Queridos hermanos y hermanas,

Hoy, al comenzar un nuevo día, quiero hablarles de un tema que es esencial en nuestra fe y en nuestra vida como cristianos: el servicio desinteresado. En un mundo que a menudo valora el éxito personal y el logro individual por encima de todo, el llamado a servir a los demás puede parecer contracultural, incluso revolucionario.

Sin embargo, este es el camino que Jesús nos señaló. Él, que es el Señor de todo, vino a servir y no a ser servido. Su vida entera fue un testimonio de amor y servicio a los demás, especialmente a los más necesitados y marginados de la sociedad.

¿Qué significa para nosotros, como sus seguidores, vivir de acuerdo con este ideal? Significa que estamos llamados a mirar más allá de nuestras propias necesidades y deseos, a estar atentos a aquellos que nos rodean y a buscar maneras de contribuir al bienestar de los demás. El servicio desinteresado no es solo una tarea para unos pocos elegidos; es una vocación para todos nosotros.

Servir a los demás no siempre requiere de grandes gestos. A menudo, son las pequeñas acciones de bondad y compasión las que tienen el mayor impacto. Un gesto amable, una palabra de aliento, una escucha atenta, pueden ser rayos de luz en la vida de alguien que está luchando.

Quiero animarlos a que, en este día y en los días venideros, busquen maneras de servir a los demás. Que este servicio no sea una carga, sino una fuente de alegría y satisfacción. Al servir a los demás, descubrimos nuestra propia riqueza interior y profundizamos nuestra relación con Dios, quien se complace en ver a sus hijos vivir en amor y armonía.

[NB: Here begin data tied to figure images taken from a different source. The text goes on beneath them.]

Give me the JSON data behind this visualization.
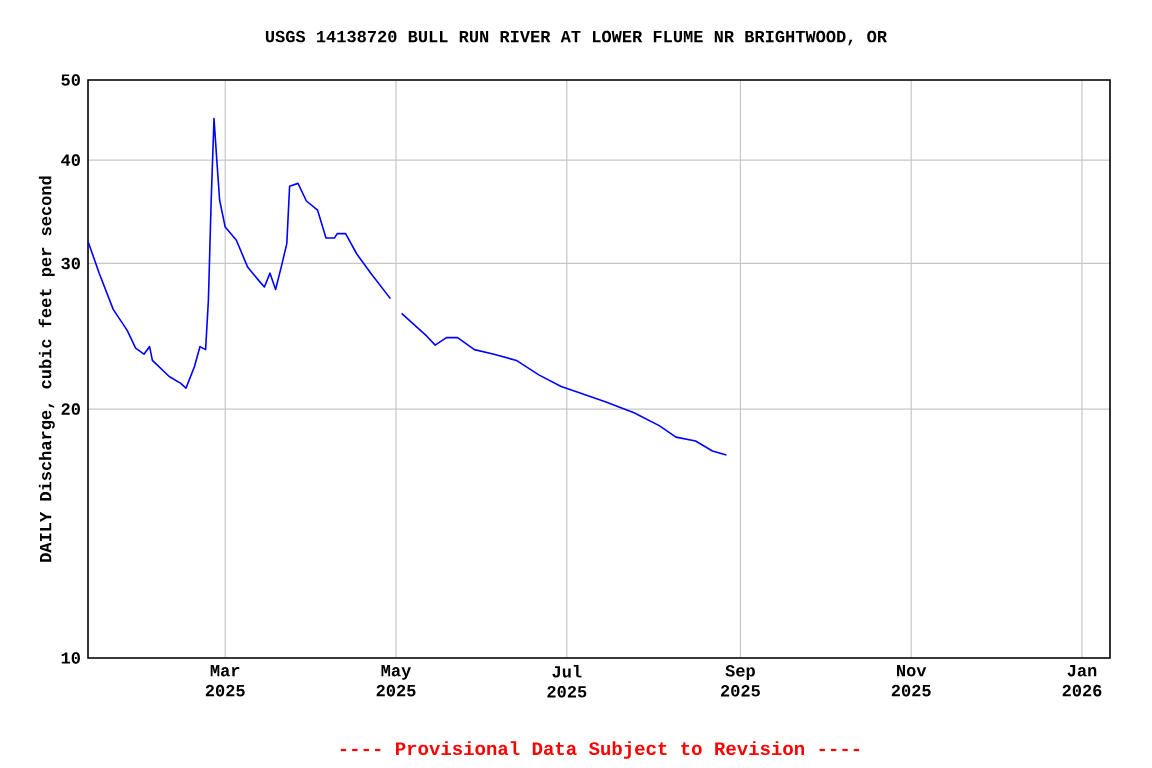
{
  "chart_data": {
    "type": "line",
    "title": "USGS 14138720 BULL RUN RIVER AT LOWER FLUME NR BRIGHTWOOD, OR",
    "ylabel": "DAILY Discharge, cubic feet per second",
    "annotations": [
      "---- Provisional Data Subject to Revision ----"
    ],
    "log": "y",
    "grid": true,
    "marker": "none",
    "line_style": "solid",
    "xlim": [
      "2025-01-11",
      "2026-01-11"
    ],
    "xticks": [
      {
        "value": "2025-03-01",
        "label": "Mar 2025"
      },
      {
        "value": "2025-05-01",
        "label": "May 2025"
      },
      {
        "value": "2025-07-01",
        "label": "Jul 2025"
      },
      {
        "value": "2025-09-01",
        "label": "Sep 2025"
      },
      {
        "value": "2025-11-01",
        "label": "Nov 2025"
      },
      {
        "value": "2026-01-01",
        "label": "Jan 2026"
      }
    ],
    "ylim": [
      10,
      50
    ],
    "yticks": [
      10,
      20,
      30,
      40,
      50
    ],
    "series": [
      {
        "color": "#0000ff",
        "x": [
          "2025-01-11",
          "2025-01-15",
          "2025-01-20",
          "2025-01-25",
          "2025-01-28",
          "2025-01-31",
          "2025-02-02",
          "2025-02-03",
          "2025-02-09",
          "2025-02-13",
          "2025-02-15",
          "2025-02-18",
          "2025-02-20",
          "2025-02-22",
          "2025-02-23",
          "2025-02-24",
          "2025-02-25",
          "2025-02-26",
          "2025-02-27",
          "2025-03-01",
          "2025-03-05",
          "2025-03-09",
          "2025-03-13",
          "2025-03-15",
          "2025-03-17",
          "2025-03-19",
          "2025-03-21",
          "2025-03-23",
          "2025-03-24",
          "2025-03-27",
          "2025-03-30",
          "2025-04-03",
          "2025-04-06",
          "2025-04-09",
          "2025-04-10",
          "2025-04-13",
          "2025-04-17",
          "2025-04-22",
          "2025-04-29",
          "2025-05-01",
          "2025-05-03",
          "2025-05-12",
          "2025-05-15",
          "2025-05-19",
          "2025-05-23",
          "2025-05-29",
          "2025-06-05",
          "2025-06-13",
          "2025-06-21",
          "2025-06-29",
          "2025-07-06",
          "2025-07-15",
          "2025-07-25",
          "2025-08-03",
          "2025-08-09",
          "2025-08-16",
          "2025-08-22",
          "2025-08-27"
        ],
        "values": [
          31.9,
          29.2,
          26.4,
          24.9,
          23.7,
          23.3,
          23.8,
          22.9,
          21.9,
          21.5,
          21.2,
          22.5,
          23.8,
          23.6,
          27.1,
          35.8,
          44.9,
          40.0,
          35.8,
          33.2,
          32.0,
          29.7,
          28.6,
          28.1,
          29.2,
          27.9,
          29.7,
          31.7,
          37.2,
          37.5,
          35.7,
          34.8,
          32.2,
          32.2,
          32.6,
          32.6,
          30.8,
          29.2,
          27.2,
          null,
          26.1,
          24.5,
          23.9,
          24.4,
          24.4,
          23.6,
          23.3,
          22.9,
          22.0,
          21.3,
          20.9,
          20.4,
          19.8,
          19.1,
          18.5,
          18.3,
          17.8,
          17.6
        ]
      }
    ]
  }
}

Y recuerden, queridos amigos, que en el servicio encontramos nuestro propósito más verdadero y nuestro camino hacia la verdadera felicidad. No hay mayor legado que podemos dejar en este mundo que las huellas de nuestro amor y servicio a los demás.

Para concluir, me gustaría dejarles con esta reflexión: «Al final del día, nuestro servicio es la melodía de nuestro amor por Dios y por Su creación». Que esta melodía resuene en cada uno de sus corazones y se extienda a través de sus vidas.

Que tengan un día bendecido, lleno de oportunidades para servir y amar. Dios los bendiga a todos.

Amén.

Oraciones anteriores

Oración de la noche del 11 de Abril

«Al cerrar nuestros ojos en la serenidad de esta noche, 11 de abril, nos reunimos en Tu presencia, Padre Celestial, llevando en nuestro corazón el día que hemos vivido, con …

Oración de la mañana del 11 de Abril

«En la luz refrescante de este nuevo día, 11 de abril, nos acercamos a Ti, …

Evangelios anteriores

Evangelio del día - Lecturas litúrgicas | tusoraciones.org

Evangelio del día – Lecturas de hoy 11 de Abril de 2024

Primera lectura Lectura del libro de los Hechos de los apóstoles (5,27-33) «En aquellos días, los apóstoles fueron conducidos a comparecer ante el Sanedrín y el sumo sacerdote los interrogó, …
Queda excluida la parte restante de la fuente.